I think even if a company could get [their employees] discounts on things like period underwear, cups or discs, that would go a long way as well as providing tampons and pads in the office. A lot of companies have that power, right? They get you discount tickets to amusement parks and things like that. Why can’t they get you discounts on menstrual products? It shouldn’t be a luxury to have access to affordable menstrual products.
Absolutely agree. So, what advice would you give to an individual who feels uncomfortable discussing their menstrual health or needs with their employers or colleagues?
It’s going to take all of our collective voices. Somebody’s going to have to speak up. Right now, the big revolution we’re seeing in women’s healthcare is because everybody — researchers, politicians, providers, patients, celebrities— is finally on the same page, saying “This cannot continue.” We’re all looking at the same problem from a very different perspective. The same thing has got to happen in the workplace. If you have a champion within your organization, that’s all you really need to [start the conversation]. It just takes that one brave person who’s willing to take that first step and either bring in an expert or partner with a brand.
What advice would you give to professionals or leaders looking to initiate a dialogue about menstruation in their organizations?
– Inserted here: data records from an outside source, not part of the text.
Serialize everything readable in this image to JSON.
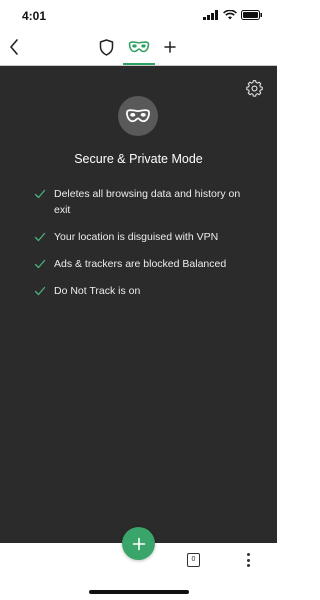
{
  "status_bar": {
    "time": "4:01",
    "icons": [
      "signal-icon",
      "wifi-icon",
      "battery-icon"
    ]
  },
  "toolbar": {
    "icons": [
      "chevron-left-icon",
      "shield-icon",
      "mask-icon",
      "plus-icon"
    ],
    "active_tab_color": "#2f9f63"
  },
  "private_mode": {
    "title": "Secure & Private Mode",
    "features": [
      {
        "text": "Deletes all browsing data and history on exit"
      },
      {
        "text": "Your location is disguised with VPN"
      },
      {
        "text": "Ads & trackers are blocked Balanced"
      },
      {
        "text": "Do Not Track is on"
      }
    ],
    "background_color": "#2b2b2b",
    "check_color": "#4caf7a",
    "icons": [
      "gear-icon",
      "mask-icon",
      "check-icon"
    ]
  },
  "bottom_bar": {
    "tab_count": "0",
    "fab_color": "#3aa56a",
    "icons": [
      "plus-icon",
      "tab-counter-icon",
      "more-vertical-icon"
    ]
  }
}
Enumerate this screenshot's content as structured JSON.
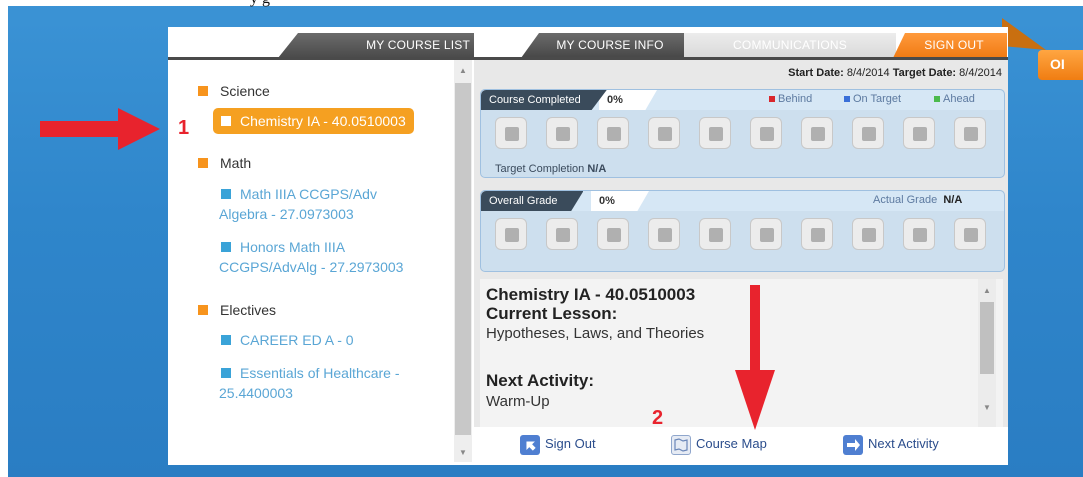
{
  "page": {
    "top_text_fragment": "y                                        g"
  },
  "side_button": {
    "label": "OI"
  },
  "tabs": {
    "course_list": "MY COURSE LIST",
    "course_info": "MY COURSE INFO",
    "communications": "COMMUNICATIONS",
    "sign_out": "SIGN OUT"
  },
  "sidebar": {
    "categories": [
      {
        "name": "Science",
        "courses": [
          "Chemistry IA - 40.0510003"
        ]
      },
      {
        "name": "Math",
        "courses": [
          "Math IIIA CCGPS/Adv Algebra - 27.0973003",
          "Honors Math IIIA CCGPS/AdvAlg - 27.2973003"
        ]
      },
      {
        "name": "Electives",
        "courses": [
          "CAREER ED A - 0",
          "Essentials of Healthcare - 25.4400003"
        ]
      }
    ],
    "course_lines": {
      "chem": "Chemistry IA - 40.0510003",
      "math1a": "Math IIIA CCGPS/Adv",
      "math1b": "Algebra - 27.0973003",
      "math2a": "Honors Math IIIA",
      "math2b": "CCGPS/AdvAlg - 27.2973003",
      "career": "CAREER ED A - 0",
      "health_a": "Essentials of Healthcare -",
      "health_b": "25.4400003"
    },
    "selected_course": "Chemistry IA - 40.0510003"
  },
  "dates": {
    "start_label": "Start Date:",
    "start_value": "8/4/2014",
    "target_label": "Target Date:",
    "target_value": "8/4/2014"
  },
  "course_completed": {
    "label": "Course Completed",
    "percent": "0%",
    "progress_fraction": 0,
    "legend": [
      {
        "label": "Behind",
        "color": "#d9262c"
      },
      {
        "label": "On Target",
        "color": "#3a6fd8"
      },
      {
        "label": "Ahead",
        "color": "#4cba4c"
      }
    ],
    "target_completion_label": "Target Completion",
    "target_completion_value": "N/A"
  },
  "overall_grade": {
    "label": "Overall Grade",
    "percent": "0%",
    "actual_grade_label": "Actual Grade",
    "actual_grade_value": "N/A"
  },
  "lesson_info": {
    "course_title": "Chemistry IA - 40.0510003",
    "current_lesson_label": "Current Lesson:",
    "current_lesson": "Hypotheses, Laws, and Theories",
    "next_activity_label": "Next Activity:",
    "next_activity": "Warm-Up"
  },
  "bottom_actions": {
    "sign_out": "Sign Out",
    "course_map": "Course Map",
    "next_activity": "Next Activity"
  },
  "annotations": {
    "marker_1": "1",
    "marker_2": "2",
    "arrow_color": "#e8232d"
  },
  "colors": {
    "accent_orange": "#f5a021",
    "dark_tab": "#4a4a4a",
    "link_blue": "#5aa6d5"
  }
}
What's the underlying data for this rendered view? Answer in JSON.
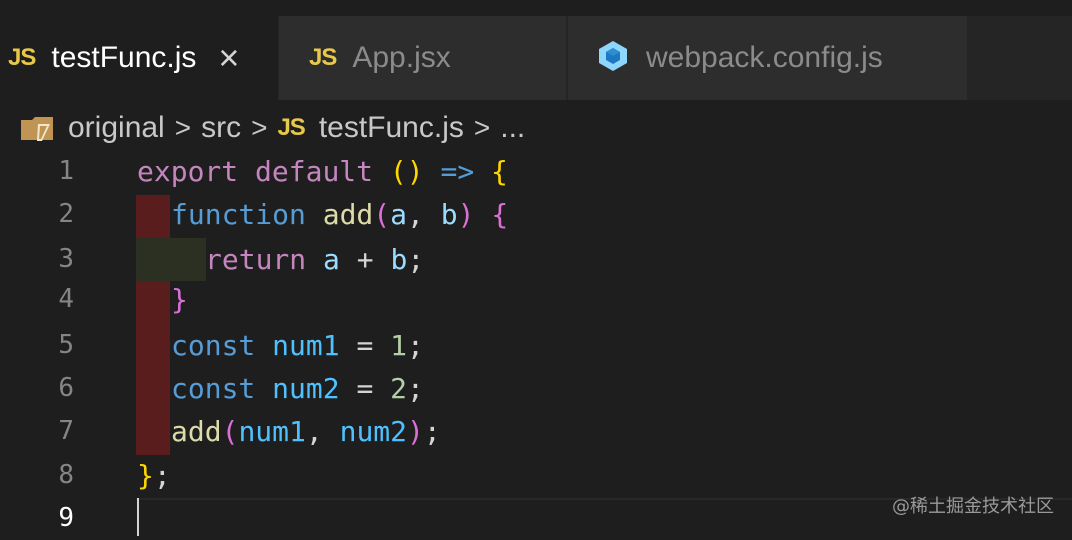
{
  "tabs": [
    {
      "icon": "js-icon",
      "label": "testFunc.js",
      "active": true,
      "close": "×"
    },
    {
      "icon": "js-icon",
      "label": "App.jsx",
      "active": false
    },
    {
      "icon": "webpack-icon",
      "label": "webpack.config.js",
      "active": false
    }
  ],
  "icons": {
    "js": "JS"
  },
  "breadcrumb": {
    "items": [
      "original",
      "src",
      "testFunc.js",
      "..."
    ],
    "separator": ">"
  },
  "editor": {
    "line_numbers": [
      "1",
      "2",
      "3",
      "4",
      "5",
      "6",
      "7",
      "8",
      "9"
    ],
    "current_line": 9,
    "lines": [
      "export default () => {",
      "  function add(a, b) {",
      "    return a + b;",
      "  }",
      "  const num1 = 1;",
      "  const num2 = 2;",
      "  add(num1, num2);",
      "};",
      ""
    ]
  },
  "colors": {
    "background": "#1e1e1e",
    "tab_bar": "#252526",
    "js_icon": "#e8c84a",
    "keyword_purple": "#c586c0",
    "keyword_blue": "#569cd6",
    "diff_removed": "#5a1d1d"
  },
  "watermark": "@稀土掘金技术社区"
}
I always tell people who are going to lead these discussions to check [their] own pulse and discomfort levels first. If you’re going to be uncomfortable with the topic, this kind of conversation is not going to work. If you’re going to be uncomfortable with the word vagina or [discussing female] anatomy, then maybe you shouldn’t be the one leading this. I think you have to get over your own stigma, taboo, shame and bias that you have. The more comfortable you are as part of this [discussion], the more comfortable those around you will be. That’s the first thing I learned as a surgeon. We learn that, before you’re going to [treat someone], you have to make sure you’re comfortable yourself. So that’s my advice.
I love that. Is there anything else that you would like to share with us on this topic or related to the work that you’re doing that we didn’t get to?
My biggest piece of advice as a gynecologist is please do not leave your tampons in for more than eight hours even if you are embarrassed or you don’t have access to a bathroom, because toxic shock syndrome does still exist! It’s less common today with improved products, but do not do that to yourself. I always tell people to not leave tampons in longer than they should and always choose the appropriate absorbency or the right [period product] for your flow. That will reduce the risk of other adverse outcomes that can come about from stigma, taboo and shame surrounding menstruation.